I shake my head, opening my mouth to rebut but he stops me.

“I know now that’s not how it happened, but I would still like to know why you left the way you did.”

I take a breath as the tears begin again, falling with each word and memory of the past twenty-four hours. I tell him everything, from the phone call to the way my mother’s hand felt cold resting on my own as they took her away for the last time. Every haunting detail spews from my mouth and when it is all over, my eyes are tired, and I rest my head against Drew’s shoulder.

“I really am sorry,” I whisper, his lips kissing my temple as he picks me up once more and gets up from the couch, heading up toward his room. “Where are we going?” I ask, fully expecting him to take me home.

“I know we have a lot to talk about, but right now I just want to hold you and let you rest, okay?”

I nod my head, not having the energy to fight with him.

I wake to the sun streaming into Drew’s bedroom window, and an arm draped across my middle.
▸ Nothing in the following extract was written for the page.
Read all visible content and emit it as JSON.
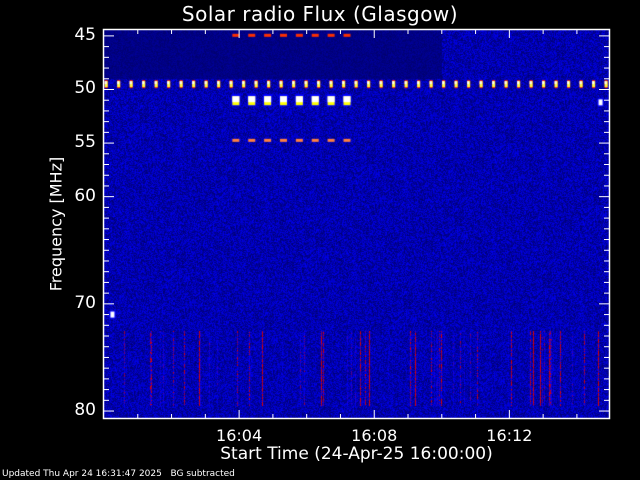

From the steady breath whispering across my neck, I know Drew is still sleeping, so I wiggle my way out of his hold and into the bathroom. I do my business and then tiptoe out of the room and pick up one of his discarded shirts and slip it on before I head toward the kitchen to make myself a coffee.

It doesn’t take long before I hear his telltale footfalls coming down the stairs and when he sees me leaning back against the counter his eyes darken when he sees what I’m wearing.

“I never knew an old band T-shirt could look this good,” he mutters before nuzzling my neck and kissing me lightly right below the ear, eliciting a moan from my throat. “How are you feeling?” he asks, those green eyes boring into mine with so much sincerity that I wonder if my mom sent him to me. It would be just like her to upend my life twice in a couple of days.